Natural Language for Explainable AI
Natural language is an effective medium through which most humans communicate. Enabling natural language interfaces in Artificial Intelligence (AI) systems would make them more intuitive and useful to the end users. In this talk I will focus on two projects where we rely on natural language to support the AI systems. First, I will cover our work on robust change captioning, where we learn to analyze pairs of images in order to detect significant semantic changes which we also summarize with natural language. Second, I will present our work on explainable and advisable driving models.
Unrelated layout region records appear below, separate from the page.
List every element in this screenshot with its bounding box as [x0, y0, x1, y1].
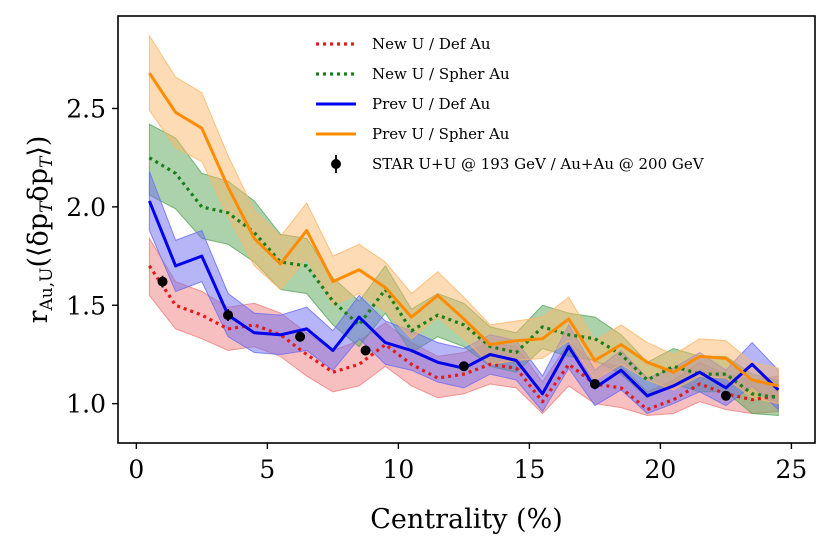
- x-axis-ticks: 0 5 10 15 20 25: [128, 443, 807, 484]
- star-point: [223, 310, 234, 321]
- y-tick-label: 1.0: [66, 390, 106, 419]
- star-point: [458, 361, 469, 372]
- y-tick-label: 1.5: [66, 291, 106, 320]
- x-tick-label: 20: [644, 455, 676, 484]
- legend-swatch-star-point: [331, 159, 341, 169]
- plot-frame: [117, 15, 816, 444]
- y-label-mid: δp: [23, 168, 54, 202]
- x-tick-label: 25: [776, 455, 808, 484]
- star-data-points: [157, 275, 731, 401]
- x-tick-label: 5: [259, 455, 275, 484]
- y-label-close: ⟩): [23, 136, 54, 157]
- legend-label-new-u-spher-au: New U / Spher Au: [372, 65, 510, 83]
- x-tick-label: 15: [513, 455, 545, 484]
- legend-label-new-u-def-au: New U / Def Au: [372, 35, 491, 53]
- band-prev-u-spher-au: [148, 33, 779, 405]
- y-tick-label: 2.0: [66, 193, 106, 222]
- legend: New U / Def Au New U / Spher Au Prev U / D…: [316, 35, 705, 173]
- legend-label-prev-u-spher-au: Prev U / Spher Au: [372, 125, 510, 143]
- y-label-main: r: [23, 310, 54, 323]
- line-new-u-spher-au: [148, 156, 779, 400]
- y-axis-label: rAu,U(⟨δpTδpT⟩): [23, 136, 57, 324]
- star-point: [360, 345, 371, 356]
- legend-label-prev-u-def-au: Prev U / Def Au: [372, 95, 491, 113]
- y-axis-ticks: 1.0 1.5 2.0 2.5: [66, 94, 118, 419]
- y-label-arg: (⟨δp: [23, 213, 54, 268]
- y-label-t2: T: [37, 155, 57, 168]
- y-label-t1: T: [37, 200, 57, 213]
- y-label-sub: Au,U: [37, 268, 57, 312]
- star-point: [295, 331, 306, 342]
- x-axis-label: Centrality (%): [370, 504, 563, 535]
- y-tick-label: 2.5: [66, 94, 106, 123]
- x-tick-label: 10: [382, 455, 414, 484]
- line-new-u-def-au: [148, 265, 779, 412]
- line-prev-u-spher-au: [148, 72, 779, 388]
- star-point: [157, 276, 168, 287]
- x-tick-label: 0: [128, 455, 144, 484]
- legend-label-star: STAR U+U @ 193 GeV / Au+Au @ 200 GeV: [372, 155, 705, 173]
- star-point: [589, 378, 600, 389]
- star-point: [720, 390, 731, 401]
Here, we develop models that can both, generate textual explanations of their actions, as well as incorporate user advice in the form of observation-action rules.
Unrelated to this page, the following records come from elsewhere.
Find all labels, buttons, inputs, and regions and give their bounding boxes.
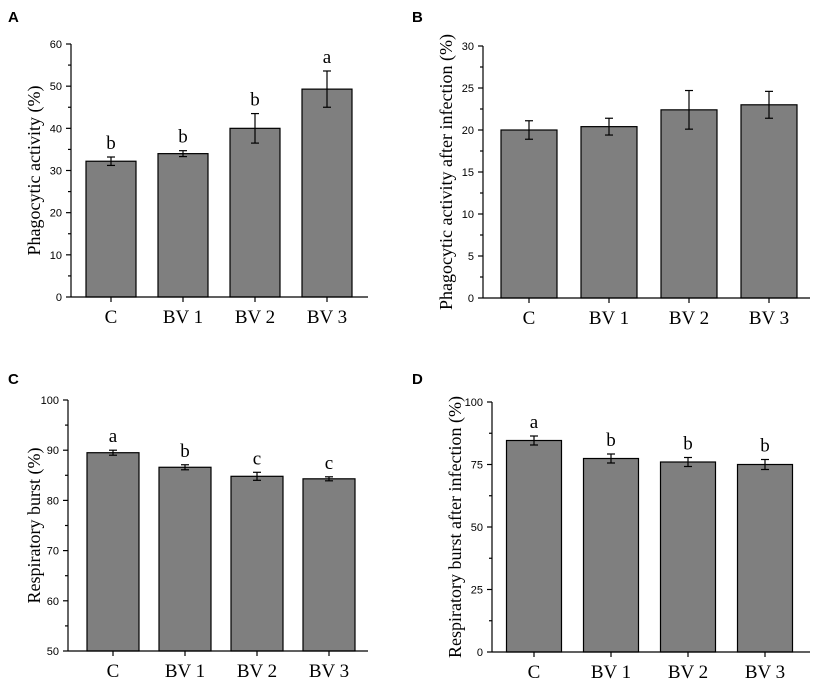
error-bar xyxy=(251,112,259,144)
panel-a: Ab Cb BV 1 b BV 2 a BV 3 0 10 20 30 40 50 60 Phagocyti… xyxy=(8,9,368,328)
bar-bv1 xyxy=(157,153,209,298)
error-bar xyxy=(684,456,692,468)
error-bar xyxy=(179,150,187,158)
error-bar xyxy=(685,89,693,130)
bar-c xyxy=(500,129,558,299)
bar-bv2 xyxy=(229,127,281,298)
error-bar xyxy=(325,476,333,482)
bar-bv1 xyxy=(158,466,212,652)
x-tick-label: C xyxy=(107,661,120,682)
significance-letter: a xyxy=(109,426,118,447)
bar-bv2 xyxy=(659,461,717,653)
y-tick-label: 90 xyxy=(47,445,59,457)
y-tick-label: 100 xyxy=(41,395,59,407)
x-tick-label: BV 1 xyxy=(589,308,629,329)
error-bar xyxy=(181,464,189,471)
significance-letter: c xyxy=(325,453,333,474)
significance-letter: a xyxy=(530,412,539,433)
y-tick-label: 20 xyxy=(462,125,474,137)
bar-bv1 xyxy=(582,457,640,653)
x-tick-label: C xyxy=(523,308,536,329)
x-tick-label: C xyxy=(528,662,541,683)
significance-letter: b xyxy=(106,133,116,154)
x-tick-label: BV 1 xyxy=(163,307,203,328)
y-tick-label: 30 xyxy=(462,41,474,53)
y-tick-label: 75 xyxy=(471,460,483,472)
y-tick-label: 70 xyxy=(47,546,59,558)
y-tick-label: 50 xyxy=(47,646,59,658)
significance-letter: b xyxy=(683,434,693,455)
x-tick-label: BV 2 xyxy=(668,662,708,683)
bar-bv3 xyxy=(740,104,798,299)
y-tick-label: 100 xyxy=(465,397,483,409)
y-tick-label: 25 xyxy=(471,585,483,597)
y-tick-label: 60 xyxy=(50,39,62,51)
panel-b: B C BV 1 BV 2 BV 3 0 5 10 15 20 25 30 Phagocytic act… xyxy=(412,9,810,329)
y-axis-label: Phagocytic activity after infection (%) xyxy=(436,34,457,310)
significance-letter: b xyxy=(606,430,616,451)
x-tick-label: BV 3 xyxy=(307,307,347,328)
bar-bv3 xyxy=(301,88,353,298)
x-tick-label: BV 3 xyxy=(745,662,785,683)
significance-letter: a xyxy=(323,47,332,68)
y-axis-label: Respiratory burst (%) xyxy=(24,448,45,604)
bar-bv3 xyxy=(302,478,356,652)
panel-label: D xyxy=(412,371,423,388)
error-bar xyxy=(530,435,538,446)
bar-bv1 xyxy=(580,126,638,299)
x-tick-label: BV 3 xyxy=(309,661,349,682)
x-tick-label: C xyxy=(105,307,118,328)
bar-c xyxy=(86,452,140,652)
y-tick-label: 15 xyxy=(462,167,474,179)
error-bar xyxy=(253,471,261,481)
bar-bv2 xyxy=(660,109,718,299)
y-tick-label: 0 xyxy=(468,293,474,305)
y-tick-label: 50 xyxy=(50,81,62,93)
y-tick-label: 20 xyxy=(50,208,62,220)
y-tick-label: 10 xyxy=(50,250,62,262)
significance-letter: b xyxy=(250,90,260,111)
x-tick-label: BV 3 xyxy=(749,308,789,329)
x-tick-label: BV 1 xyxy=(591,662,631,683)
y-tick-label: 0 xyxy=(56,292,62,304)
error-bar xyxy=(323,70,331,108)
error-bar xyxy=(607,453,615,464)
panel-c: Ca Cb BV 1 c BV 2 c BV 3 50 60 70 80 90 100 Respirato… xyxy=(8,371,368,682)
y-tick-label: 40 xyxy=(50,123,62,135)
y-tick-label: 10 xyxy=(462,209,474,221)
bar-c xyxy=(85,160,137,298)
significance-letter: b xyxy=(180,441,190,462)
bar-bv2 xyxy=(230,475,284,652)
significance-letter: b xyxy=(178,127,188,148)
bar-bv3 xyxy=(736,463,794,653)
y-tick-label: 25 xyxy=(462,83,474,95)
y-tick-label: 5 xyxy=(468,251,474,263)
y-tick-label: 30 xyxy=(50,166,62,178)
error-bar xyxy=(761,458,769,471)
panel-d: Da Cb BV 1 b BV 2 b BV 3 0 25 50 75 100Respiratory … xyxy=(412,371,810,683)
error-bar xyxy=(765,90,773,119)
y-tick-label: 60 xyxy=(47,596,59,608)
x-tick-label: BV 1 xyxy=(165,661,205,682)
panel-label: A xyxy=(8,9,19,26)
panel-label: B xyxy=(412,9,423,26)
error-bar xyxy=(525,120,533,140)
error-bar xyxy=(605,117,613,136)
x-tick-label: BV 2 xyxy=(237,661,277,682)
panel-label: C xyxy=(8,371,19,388)
significance-letter: c xyxy=(253,448,261,469)
significance-letter: b xyxy=(760,436,770,457)
bar-c xyxy=(505,439,563,653)
y-tick-label: 50 xyxy=(471,522,483,534)
x-tick-label: BV 2 xyxy=(235,307,275,328)
y-axis-label: Respiratory burst after infection (%) xyxy=(445,396,466,658)
x-tick-label: BV 2 xyxy=(669,308,709,329)
y-axis-label: Phagocytic activity (%) xyxy=(24,86,45,256)
y-tick-label: 80 xyxy=(47,495,59,507)
error-bar xyxy=(109,449,117,456)
y-tick-label: 0 xyxy=(477,647,483,659)
error-bar xyxy=(107,156,115,167)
Key Takeaways: - We can learn to localize changes between two images without spatial supervision by learning to explain what has changed using natural language. - Making deep models explain their decisions in natural language does not lead to performance degradation and may in fact improve performance. - Incorporating human knowledge or advice in deep models leads to better performing, more interpretable models that also gain higher human trust.
I am a Research Scientist at UC Berkeley, working with Prof. Trevor Darrell. I have completed my PhD at Max Planck Institute for Informatics under supervision of Prof. Bernt Schiele. My research is at the intersection of vision and language. I am interested in a variety of tasks, including image and video description, visual grounding, visual question answering, etc. Recently, I am focusing on building explainable models and addressing bias in existing vision and language models.